Итого – пятеро. Тоже многовато. Нужен-то был всего-навсего один.
Во все, что тут сейчас подавалось, даже в минеральную воду, Вьюн сегодня утром подсыпал совсем немножечко мышьяка, отравить человека такой дозой невозможно, разве что доставить на один день мелкое неудобство. Но магистр мышьяк распознает тотчас же, у него, Виктор Арнольдович давно о том слышал, есть особый перстень, который сразу изменит цвет вблизи даже крохотных крупиц яда, поэтому уж он-то не притронется ни к чему.
После подачи горячих блюд таких, не притронувшихся, осталось лишь двое – худощавый пожилой итальянец и толстая, тоже немолодая, нарумяненная финка.
Выходит, итальянец… Впрочем, и финку сбрасывать со счета нельзя, с магистра станется и в женщину обрядиться. Двое – это тоже было несколько многовато, но уже вполне терпимо… Да и скорее всего, конечно, итальянец: финка может не есть оттого, что фигуру блюдет, а у этого с фигурой все в порядке.
Проверить, однако, необходимо было обоих и сделать это по-быстрому, пока они еще сидят за столами.
Нынче от того же Головчухина он получил список, в котором значилось, кто из иностранцев в каком номере поселился. Дежурные на двух этажах, где иностранцы разместились, в течение ближайших пятнадцати минут будут отсутствовать – снова Головчухина работа; как он того сумел добиться, пускай его секретом останется. Виктор Арнольдович сначала поднялся на четвертый этаж, где проживал итальянец, незамеченный, проскользнул по коридору и быстро открыл отмычкой нужную дверь.

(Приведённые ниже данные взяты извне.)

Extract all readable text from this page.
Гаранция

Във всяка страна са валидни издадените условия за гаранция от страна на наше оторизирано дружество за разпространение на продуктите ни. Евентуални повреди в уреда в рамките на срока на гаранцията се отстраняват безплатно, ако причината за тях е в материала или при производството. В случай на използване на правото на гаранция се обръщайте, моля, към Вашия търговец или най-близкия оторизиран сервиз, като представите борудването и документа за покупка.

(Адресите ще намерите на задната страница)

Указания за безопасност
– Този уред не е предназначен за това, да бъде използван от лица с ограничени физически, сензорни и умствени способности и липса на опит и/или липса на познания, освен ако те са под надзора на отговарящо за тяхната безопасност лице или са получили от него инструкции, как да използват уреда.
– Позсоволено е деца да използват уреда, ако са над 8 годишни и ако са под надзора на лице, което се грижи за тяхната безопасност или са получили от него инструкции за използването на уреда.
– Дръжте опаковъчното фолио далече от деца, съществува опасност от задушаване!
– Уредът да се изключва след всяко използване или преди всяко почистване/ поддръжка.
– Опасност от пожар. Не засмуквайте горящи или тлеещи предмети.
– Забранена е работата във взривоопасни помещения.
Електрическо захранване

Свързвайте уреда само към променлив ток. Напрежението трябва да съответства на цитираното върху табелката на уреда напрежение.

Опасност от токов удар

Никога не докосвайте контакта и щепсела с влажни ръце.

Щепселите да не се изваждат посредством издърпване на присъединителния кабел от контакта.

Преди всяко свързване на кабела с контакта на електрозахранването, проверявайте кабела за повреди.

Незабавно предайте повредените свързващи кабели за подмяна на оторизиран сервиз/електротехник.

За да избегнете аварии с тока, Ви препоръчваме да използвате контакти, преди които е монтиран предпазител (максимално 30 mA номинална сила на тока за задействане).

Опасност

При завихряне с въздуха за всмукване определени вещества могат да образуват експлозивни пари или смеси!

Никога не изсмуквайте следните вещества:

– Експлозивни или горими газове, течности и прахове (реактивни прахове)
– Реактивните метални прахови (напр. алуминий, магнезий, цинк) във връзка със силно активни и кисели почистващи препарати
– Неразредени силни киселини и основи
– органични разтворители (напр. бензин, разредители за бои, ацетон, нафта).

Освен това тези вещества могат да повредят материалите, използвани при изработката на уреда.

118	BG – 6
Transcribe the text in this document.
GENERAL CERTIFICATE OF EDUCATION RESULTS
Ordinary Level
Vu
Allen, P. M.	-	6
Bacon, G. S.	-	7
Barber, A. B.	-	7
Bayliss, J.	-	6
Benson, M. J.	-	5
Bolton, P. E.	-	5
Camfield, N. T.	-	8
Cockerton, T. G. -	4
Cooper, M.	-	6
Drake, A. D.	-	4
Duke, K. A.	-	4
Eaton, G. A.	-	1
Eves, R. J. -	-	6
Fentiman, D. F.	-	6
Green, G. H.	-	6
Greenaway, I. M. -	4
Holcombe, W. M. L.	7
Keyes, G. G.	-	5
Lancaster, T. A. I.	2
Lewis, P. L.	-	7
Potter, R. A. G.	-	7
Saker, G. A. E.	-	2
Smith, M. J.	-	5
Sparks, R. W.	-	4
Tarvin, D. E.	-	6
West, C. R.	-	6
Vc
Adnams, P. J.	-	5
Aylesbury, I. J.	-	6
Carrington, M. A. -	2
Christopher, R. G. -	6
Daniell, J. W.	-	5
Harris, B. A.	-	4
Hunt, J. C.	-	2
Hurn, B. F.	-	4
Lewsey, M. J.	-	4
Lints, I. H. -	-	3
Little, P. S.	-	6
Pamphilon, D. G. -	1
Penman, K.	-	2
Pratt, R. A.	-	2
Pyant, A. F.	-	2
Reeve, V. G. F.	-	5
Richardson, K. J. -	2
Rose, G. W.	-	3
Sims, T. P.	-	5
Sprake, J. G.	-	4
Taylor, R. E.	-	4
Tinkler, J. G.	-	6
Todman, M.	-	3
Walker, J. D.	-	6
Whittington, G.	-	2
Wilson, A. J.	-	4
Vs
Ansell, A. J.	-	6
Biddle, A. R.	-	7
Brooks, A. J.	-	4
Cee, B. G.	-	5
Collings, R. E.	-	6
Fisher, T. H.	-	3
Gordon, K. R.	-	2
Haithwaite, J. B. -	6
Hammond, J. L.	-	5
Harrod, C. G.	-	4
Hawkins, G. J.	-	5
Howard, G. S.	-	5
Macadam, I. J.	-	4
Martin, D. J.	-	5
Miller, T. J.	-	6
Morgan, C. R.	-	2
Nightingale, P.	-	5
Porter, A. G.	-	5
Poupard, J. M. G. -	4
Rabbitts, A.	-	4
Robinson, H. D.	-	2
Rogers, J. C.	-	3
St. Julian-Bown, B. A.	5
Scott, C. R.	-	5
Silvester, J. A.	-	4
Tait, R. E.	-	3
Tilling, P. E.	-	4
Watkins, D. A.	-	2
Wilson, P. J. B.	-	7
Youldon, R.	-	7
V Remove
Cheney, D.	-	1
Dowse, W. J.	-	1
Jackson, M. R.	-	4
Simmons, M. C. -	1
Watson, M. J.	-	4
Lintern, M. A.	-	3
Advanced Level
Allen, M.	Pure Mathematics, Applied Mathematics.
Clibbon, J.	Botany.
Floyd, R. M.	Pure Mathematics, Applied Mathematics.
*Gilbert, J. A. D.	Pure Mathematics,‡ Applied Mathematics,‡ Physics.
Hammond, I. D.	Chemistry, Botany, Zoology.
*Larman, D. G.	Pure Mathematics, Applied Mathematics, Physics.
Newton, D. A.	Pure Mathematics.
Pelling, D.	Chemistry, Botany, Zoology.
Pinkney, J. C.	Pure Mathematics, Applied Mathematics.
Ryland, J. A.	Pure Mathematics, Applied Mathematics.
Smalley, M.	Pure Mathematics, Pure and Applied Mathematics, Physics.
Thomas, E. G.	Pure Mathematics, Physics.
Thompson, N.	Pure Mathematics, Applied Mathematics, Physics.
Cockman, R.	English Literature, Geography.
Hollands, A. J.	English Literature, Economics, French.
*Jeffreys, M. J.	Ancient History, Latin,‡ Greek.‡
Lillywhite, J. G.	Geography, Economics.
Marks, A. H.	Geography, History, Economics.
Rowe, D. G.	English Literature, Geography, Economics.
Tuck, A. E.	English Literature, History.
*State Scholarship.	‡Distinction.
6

Из паспорта, оставленного в номере, Виктор Арнольдович узнал, что данный господин, являясь гражданином Италии, носит совсем не итальянскую фамилию Рубинштейн и имя Моше. Лежавшая на столике книга Талмуда и куча религиозных журналов свидетельствовала о том, что более правоверного иудея, чем сей господин Рубинштейн, нелегко сыскать. Серебряков тщательно осмотрел все его вещи, но никакого намека на то, что постоялец как-либо причастен к Ордену, не обнаружил. Впрочем, и магистр тоже едва ли оставил бы какую-нибудь зацепку, которая дала бы понять, что это он. А вот религиозная правоверность господина Рубинштейна частично снимала с него подозрения. Виктор Арнольдович вспомнил, что там, в ресторане, на столе стояли бутылки с Можайским молоком, и итальянцы, сидевшие по обе стороны от Рубинштейна, с удовольствием это молоко пили. Какой же правоверный иудей притронется к пище, если на столе соседствует мясное и молочное?
Теперь вероятность того, что он и есть магистр, сильно уменьшилась. Что это было, хитрость магистра или изъян в столь тщательно вроде бы продуманной им, Серебряковым, цепи? Если бы не ваши религиозные пристрастия, господин Рубинштейн, то лежать бы вам через некоторое время на московском асфальте. А теперь…
Впрочем, есть еще финка…
Спустя пару минут Виктор Арнольдович был в ее номере. Тут густо пахло дамской парфюмерией, в шкафу висели дамские платья и на полках лежали многочисленные лифчики. Обложки всех журналов, какие он увидел, были украшены фотографиями кур. Что ж, делегация из Финляндии как раз и прибыла на конференцию по куроводству.
Один-единственный предмет мог указать на то, что это действительно магистр, и уж он-то, сей предмет, в таком случае, надо полагать, спрятан как следует.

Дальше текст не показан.